La BMW n°20 de Frijns, René Rast et Sheldon van der Linde, vainqueur à Spa, qui a mené en début de course grâce à l’ouverture agressive de l’Allemand, n’a finalement pas eu de réponse au rythme de Toyota, mais les deuxièmes ont néanmoins représenté le premier podium au classement général de la Bavière depuis sa victoire à la La99 Saarbrücken.
Les pilotes de la Toyota n°8 ont balayé le podium devant la Cadillac V-Series.R n°12 partagée par Nato, Will Stevens et Louis Deletras, le trio devant purger une pénalité pour une violation de la « zone de lenteur » dimanche matin et deux arrêts d’urgence qui ont sans aucun doute entaché le succès de la GS.
La Cadillac sœur n°38, partagée par le héros local Sébastien Bourdain, le leader de l’Hyperpole Jack Aitken et le double vainqueur du Mans Earl Bamber, a fait une forte tentative pour les honneurs jusqu’à perdre 7 tours dans le demi-fond à cause d’un problème de direction assistée et à abandonner plus tard.

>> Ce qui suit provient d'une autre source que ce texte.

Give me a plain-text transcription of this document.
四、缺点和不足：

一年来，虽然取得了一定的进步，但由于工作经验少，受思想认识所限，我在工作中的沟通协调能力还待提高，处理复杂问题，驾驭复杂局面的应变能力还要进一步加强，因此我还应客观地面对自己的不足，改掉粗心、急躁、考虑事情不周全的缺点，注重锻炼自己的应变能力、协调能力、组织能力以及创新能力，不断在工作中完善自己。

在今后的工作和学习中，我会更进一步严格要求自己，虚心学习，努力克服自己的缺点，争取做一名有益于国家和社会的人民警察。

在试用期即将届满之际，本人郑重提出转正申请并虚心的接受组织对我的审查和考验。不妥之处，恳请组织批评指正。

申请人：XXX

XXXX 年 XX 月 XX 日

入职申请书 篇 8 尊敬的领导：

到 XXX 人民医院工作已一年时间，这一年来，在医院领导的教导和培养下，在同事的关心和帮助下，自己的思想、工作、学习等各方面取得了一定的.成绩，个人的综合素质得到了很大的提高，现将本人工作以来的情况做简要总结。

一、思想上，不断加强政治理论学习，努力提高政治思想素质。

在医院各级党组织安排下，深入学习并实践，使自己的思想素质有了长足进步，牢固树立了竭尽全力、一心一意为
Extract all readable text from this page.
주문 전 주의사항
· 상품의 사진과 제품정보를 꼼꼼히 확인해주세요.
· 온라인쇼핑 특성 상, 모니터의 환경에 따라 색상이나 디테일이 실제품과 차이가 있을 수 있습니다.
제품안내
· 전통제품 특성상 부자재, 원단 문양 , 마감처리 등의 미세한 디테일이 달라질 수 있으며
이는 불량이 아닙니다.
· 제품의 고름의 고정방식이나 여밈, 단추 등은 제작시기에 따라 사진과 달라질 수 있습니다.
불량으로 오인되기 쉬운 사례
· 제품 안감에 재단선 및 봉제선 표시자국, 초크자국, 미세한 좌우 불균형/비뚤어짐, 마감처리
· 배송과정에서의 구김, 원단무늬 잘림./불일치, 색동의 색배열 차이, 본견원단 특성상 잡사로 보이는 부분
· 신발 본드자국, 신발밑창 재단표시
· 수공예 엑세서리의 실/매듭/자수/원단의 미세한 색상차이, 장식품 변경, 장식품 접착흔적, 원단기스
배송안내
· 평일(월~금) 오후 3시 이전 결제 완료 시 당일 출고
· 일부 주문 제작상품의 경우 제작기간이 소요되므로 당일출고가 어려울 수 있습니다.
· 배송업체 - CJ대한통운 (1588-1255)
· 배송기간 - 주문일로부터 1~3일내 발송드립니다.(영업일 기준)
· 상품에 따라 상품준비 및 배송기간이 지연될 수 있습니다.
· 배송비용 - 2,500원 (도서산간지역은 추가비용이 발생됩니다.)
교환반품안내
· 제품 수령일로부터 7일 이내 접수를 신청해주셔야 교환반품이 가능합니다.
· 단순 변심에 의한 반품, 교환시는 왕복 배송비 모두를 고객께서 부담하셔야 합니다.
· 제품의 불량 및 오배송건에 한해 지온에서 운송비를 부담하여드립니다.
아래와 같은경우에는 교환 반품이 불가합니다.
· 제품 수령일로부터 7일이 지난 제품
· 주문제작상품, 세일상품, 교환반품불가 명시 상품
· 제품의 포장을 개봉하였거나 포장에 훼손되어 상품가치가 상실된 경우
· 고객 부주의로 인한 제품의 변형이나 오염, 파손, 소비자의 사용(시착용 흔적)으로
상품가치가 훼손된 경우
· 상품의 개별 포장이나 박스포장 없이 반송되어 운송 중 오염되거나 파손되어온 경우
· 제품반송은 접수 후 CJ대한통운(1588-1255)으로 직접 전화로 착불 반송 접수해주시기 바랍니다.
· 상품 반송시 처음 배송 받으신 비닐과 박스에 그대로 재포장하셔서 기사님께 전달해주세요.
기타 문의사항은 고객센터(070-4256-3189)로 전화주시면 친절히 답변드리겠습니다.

Pendant ce temps, les hypercars 499P de Ferrari, victorieuses en course, n’ont jamais vraiment été en lice pour une quatrième victoire consécutive de conte de fées. La n°51 était la meilleure des voitures italiennes avec le drapeau à damier en cinquième position, tandis que la sœur n°50 était l’un des quatre abandons dans la catégorie.
CORVETTE GAGNANTE EN LMGT3
Corvette a remporté la bataille pour la gloire dans la catégorie LMGT3 alors que TF Sport a surmonté un défi constant de l’Akkodis ASP Team (Lexus) et du Heart of Racing Team (Aston Martin) pour enregistrer la dixième victoire du constructeur américain lors de l’événement.
“C’est vraiment spécial” Keating, qui est désormais trois fois vainqueur de cet événement prestigieux, l’a admis. “Nous avons élaboré un plan sur la façon d’exécuter et nous l’avons bien exécuté. Nous avons fait une course parfaite, sans pénalités ni erreurs, ce qu’il faut pour bien faire au Mans. Johnny a été incroyable à la fin avec ses cinq nuls ; c’était peut-être la motivation de la course. Je pense que ce sera une course qui définira la carrière de Johnny.”
Inter Europol Competition a maintenu son récent record dans la catégorie LMP2, surmontant les défis de Panis et Duqueine Team de Forestier Racing pour s’imposer pour la troisième fois en quatre ans alors que l’équipe polonaise a célébré un superbe doublé.
La campagne FIA WEC 2026 se poursuit dans quatre semaines avec les 6 Heures Rolex de São Paulo du 10 au 12 juillet.